Surnommé ‘Bontit’, Tohpati Ario Hutomo est originaire de Jakarta. Il est aujourd’hui âgé de 42 ans. Il a appris très tôt à jouer de la guitare. Mais dans des styles en constante évolution. Ainsi, il est passé de la musique classique au rock, avant d’atterrir dans l’univers du jazz. Il a fondé le Tohpati Band, en compagnie de ses deux frères. Il a enregistré ses deux premiers elpees, "Tohpati" en 1998 et "Serampang Samba" en 2002, sous sa propre identité. Depuis, il a milité au sein de différentes formations, et notamment Simak Dialog ainsi que Trisum.
Sous son nom, il publie encore "Tohpati Ethnomission". En 2010. Et enfin ce "Riot", il l’attribue à Tohpati Bertiga. Les sessions d’enregistrement se sont déroulées en Indonésie. Il a reçu le concours de musiciens locaux, en l’occurrence le bassiste Indro Hardjodikoro et le drummer Adityo Wibowo. Immortalisé live, mais en studio, cet opus était d’abord sorti en 2011, sur le label indigène Demajors. Il vient donc d’être réédité sur l’écurie américaine, Moonjune! Sa musique est le fruit d’une fusion entre jazz, rock et musique ethnique.
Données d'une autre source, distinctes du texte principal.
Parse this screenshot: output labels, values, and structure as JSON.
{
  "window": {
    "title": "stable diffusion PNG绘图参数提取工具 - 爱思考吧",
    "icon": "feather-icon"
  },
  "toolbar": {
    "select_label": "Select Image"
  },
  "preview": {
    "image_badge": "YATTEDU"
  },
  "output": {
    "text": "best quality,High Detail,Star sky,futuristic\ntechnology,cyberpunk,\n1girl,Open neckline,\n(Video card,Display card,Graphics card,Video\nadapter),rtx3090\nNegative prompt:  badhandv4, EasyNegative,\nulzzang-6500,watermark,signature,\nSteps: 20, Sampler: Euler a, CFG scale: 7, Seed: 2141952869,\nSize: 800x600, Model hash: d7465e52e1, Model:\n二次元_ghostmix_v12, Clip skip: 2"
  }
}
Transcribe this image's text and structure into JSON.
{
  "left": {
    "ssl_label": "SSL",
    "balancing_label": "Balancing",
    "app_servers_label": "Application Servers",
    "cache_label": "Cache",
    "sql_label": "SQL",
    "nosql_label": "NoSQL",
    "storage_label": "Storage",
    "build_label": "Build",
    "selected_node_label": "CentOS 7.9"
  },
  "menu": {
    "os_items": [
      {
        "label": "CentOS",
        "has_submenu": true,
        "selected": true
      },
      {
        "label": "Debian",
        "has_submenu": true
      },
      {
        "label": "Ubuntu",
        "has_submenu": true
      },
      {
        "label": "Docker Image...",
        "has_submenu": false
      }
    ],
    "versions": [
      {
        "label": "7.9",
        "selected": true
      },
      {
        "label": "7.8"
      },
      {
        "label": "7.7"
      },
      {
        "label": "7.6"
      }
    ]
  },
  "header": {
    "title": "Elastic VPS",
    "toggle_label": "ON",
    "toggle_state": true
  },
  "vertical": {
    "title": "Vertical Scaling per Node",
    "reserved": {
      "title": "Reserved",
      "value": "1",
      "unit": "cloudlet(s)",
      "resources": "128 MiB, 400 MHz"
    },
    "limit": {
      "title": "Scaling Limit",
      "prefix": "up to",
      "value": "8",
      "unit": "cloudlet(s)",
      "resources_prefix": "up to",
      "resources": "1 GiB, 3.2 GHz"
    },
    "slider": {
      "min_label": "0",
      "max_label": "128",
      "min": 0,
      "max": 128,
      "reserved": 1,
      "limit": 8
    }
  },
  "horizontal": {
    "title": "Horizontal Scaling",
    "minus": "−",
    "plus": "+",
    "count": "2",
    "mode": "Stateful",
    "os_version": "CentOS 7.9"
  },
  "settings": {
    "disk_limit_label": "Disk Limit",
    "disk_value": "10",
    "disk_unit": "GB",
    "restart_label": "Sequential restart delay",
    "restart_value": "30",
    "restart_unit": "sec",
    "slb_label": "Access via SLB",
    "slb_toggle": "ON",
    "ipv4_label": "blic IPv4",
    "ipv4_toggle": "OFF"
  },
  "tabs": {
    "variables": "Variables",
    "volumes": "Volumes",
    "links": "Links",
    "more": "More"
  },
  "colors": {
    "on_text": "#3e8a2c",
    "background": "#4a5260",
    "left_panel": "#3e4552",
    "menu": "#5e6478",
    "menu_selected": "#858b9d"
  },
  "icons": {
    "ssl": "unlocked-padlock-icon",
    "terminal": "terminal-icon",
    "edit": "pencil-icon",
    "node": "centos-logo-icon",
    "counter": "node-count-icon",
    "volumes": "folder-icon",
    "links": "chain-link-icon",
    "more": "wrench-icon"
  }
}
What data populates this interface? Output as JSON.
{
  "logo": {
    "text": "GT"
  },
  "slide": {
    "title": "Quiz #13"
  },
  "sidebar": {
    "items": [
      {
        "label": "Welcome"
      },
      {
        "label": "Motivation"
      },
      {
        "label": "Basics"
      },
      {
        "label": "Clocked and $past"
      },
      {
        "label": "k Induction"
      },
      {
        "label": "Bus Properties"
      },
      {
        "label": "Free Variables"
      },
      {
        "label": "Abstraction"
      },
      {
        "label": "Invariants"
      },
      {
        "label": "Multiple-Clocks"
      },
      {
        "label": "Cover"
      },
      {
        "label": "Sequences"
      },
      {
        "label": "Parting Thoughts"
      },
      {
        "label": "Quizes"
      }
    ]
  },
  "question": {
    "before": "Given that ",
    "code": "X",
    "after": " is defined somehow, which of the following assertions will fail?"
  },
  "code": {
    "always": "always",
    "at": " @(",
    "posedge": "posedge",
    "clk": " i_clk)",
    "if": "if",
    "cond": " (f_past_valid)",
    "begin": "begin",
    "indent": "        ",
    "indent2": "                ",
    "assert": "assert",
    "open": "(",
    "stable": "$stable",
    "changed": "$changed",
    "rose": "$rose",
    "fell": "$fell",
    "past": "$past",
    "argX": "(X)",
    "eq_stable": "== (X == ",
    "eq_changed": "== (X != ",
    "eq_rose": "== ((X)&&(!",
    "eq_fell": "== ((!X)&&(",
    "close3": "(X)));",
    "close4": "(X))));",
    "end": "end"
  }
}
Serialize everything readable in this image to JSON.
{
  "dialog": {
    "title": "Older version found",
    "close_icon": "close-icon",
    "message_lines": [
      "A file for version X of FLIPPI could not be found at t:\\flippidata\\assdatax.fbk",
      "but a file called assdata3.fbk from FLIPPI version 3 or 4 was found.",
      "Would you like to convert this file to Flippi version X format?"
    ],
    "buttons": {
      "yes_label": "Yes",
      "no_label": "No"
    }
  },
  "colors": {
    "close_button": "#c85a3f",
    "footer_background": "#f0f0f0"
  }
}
Dès les premiers accords d’"Upload", la guitare de Bontit est largement amplifiée. Il boute littéralement le feu à la compo. L’artiste indonésien est un brillant technicien et il aime nous en mettre pleine la vue (NDR : les oreilles ?). L'amplification est importante, car elle permet de multiplier les artifices. Sa vitesse d'exécution sur le manche est assez prodigieuse. Pendant près de 8’, son attaque est quasi permanente. Mais il s’exprime ici dans un registre davantage plus rock que jazz. Le dialogue de cordes opéré tout au long d’"I feel great" lorgne davantage vers le jazz, moderne bien sûr, même si l’esprit rock est toujours bien présent. A cause de ces changements de rythme et d'échelle qui plairaient sans aucun doute à Robert Fripp. Sur le titre maître, Bontit semble lancer des phrases sans véritable liaison entre elles. Cette forme décousue est sans aucun doute voulue, mais pas forcément facile à suivre pour la section rythmique. Adityo cherche à combler les espaces libres, à l’aide de ses percussions. "Middle East" est certainement la plage la plus remarquable. La guitare est constamment sur l’offensive. La rapidité reste primordiale. Les segments de connexion sont impeccablement combinés. Les motifs sont utilisés comme les groupes de jazz rock progressifs issus des 70’s, capables de faire sonner la guitare comme un orgue, dans l'esprit du jeu de David Greenslade chez Colosseum, par exemple. "Pay attention" mêle jazz plus classique et arrangements davantage ethniques via les percussions. Une liberté totale d’action est laissée au bassiste Indro, autonomie à nouveau accordée sur "Absurd". Quoique superbe exercice de style, "Rock camp" est un peu trop court à mon goût. Tout en développant son aspect rock, cette piste adresse quelques clins d'œil appuyés à Robert Fripp, Allan Holdsworth et Ollie Halsall. Quelques gadgets électroniques introduisent "Disco Robot". Une atmosphère s’installe, mais les parties de synthé ne sont pas ma tasse de thé. Je préfère la sagesse de "Lost in space", un morceau caractérisé par des interventions de guitare plus accessibles, proche de Jeff Beck et parfois de Bob Fripp, surtout dans la progression des climats. La finale "Bertiga" nous ramène dans leur style fusion, plus rituel chez ce trio.